Argumentative coalition and echoing in legal discursive practices
Abstract
This study describes modes of construction of the argumentative coalition between magistrates, in an argumentative deliberation. From the transcript of a brief trial regarding a moral damage (pretium doloris), we show how, in the interaction and argumentation field, the construction of consent between collaborators is built as discursive legal practice, in an argumentative interaction. We verify that the classic ‘spirit communion’ advocated by Perelman and Olbrechts-Tyteca (2008), burst throughout the described deliberation. This study progress methodologically, through studies of argumentative interaction (Plantin, 1990, 2008, 1996), conversation analysis, (Kerbrat-Orecchioni, 2011; Jakubinskij, 2015; Moeschler, 1985), besides the support of and being supported by researches from authors who explain the argumentation in the legal field (Posner, 2008; Reis, 2010) and the dynamic of trials in the moral damage field.

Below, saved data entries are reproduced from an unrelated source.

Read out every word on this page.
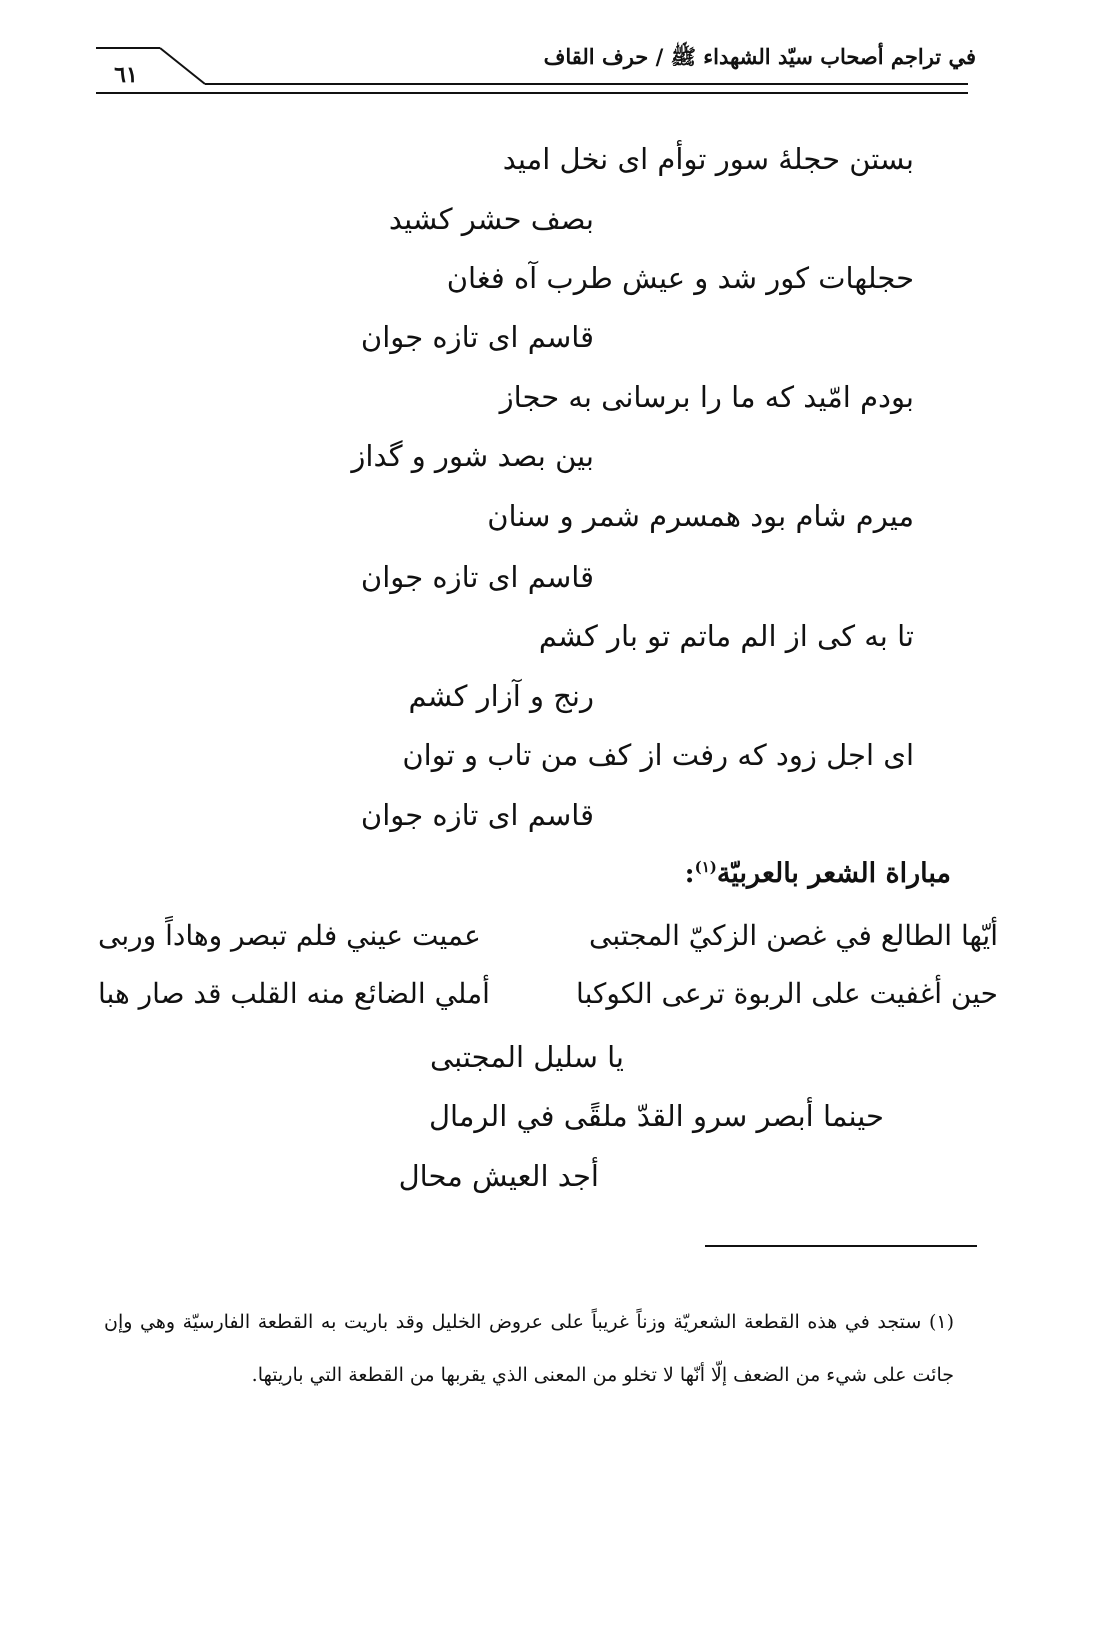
في تراجم أصحاب سيّد الشهداء ﷺ / حرف القاف
٦١
بستن حجلهٔ سور توأم ای نخل امید
بصف حشر کشید
حجلهات کور شد و عیش طرب آه فغان
قاسم ای تازه جوان
بودم امّید که ما را برسانی به حجاز
بین بصد شور و گداز
میرم شام بود همسرم شمر و سنان
قاسم ای تازه جوان
تا به کی از الم ماتم تو بار کشم
رنج و آزار کشم
ای اجل زود که رفت از کف من تاب و توان
قاسم ای تازه جوان
مباراة الشعر بالعربيّة$^{(١)}$:
أيّها الطالع في غصن الزكيّ المجتبى
عميت عيني فلم تبصر وهاداً وربى
حين أغفيت على الربوة ترعى الكوكبا
أملي الضائع منه القلب قد صار هبا
يا سليل المجتبى
حينما أبصر سرو القدّ ملقًى في الرمال
أجد العيش محال
(١) ستجد في هذه القطعة الشعريّة وزناً غريباً على عروض الخليل وقد باريت به القطعة الفارسيّة وهي وإن جائت على شيء من الضعف إلّا أنّها لا تخلو من المعنى الذي يقربها من القطعة التي باريتها.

The analysis undertaken shows that in a context of judicial deliberation, the coalition between lawyers is translated through what we call ‘echoing’ or the construction of co-oriented points of view in favor of a thesis. The short case study presented here evidences, after all, how the agreement is built in the elaboration of a judgment, in the second degree of jurisdiction, in argumentative interaction with multiple interactants.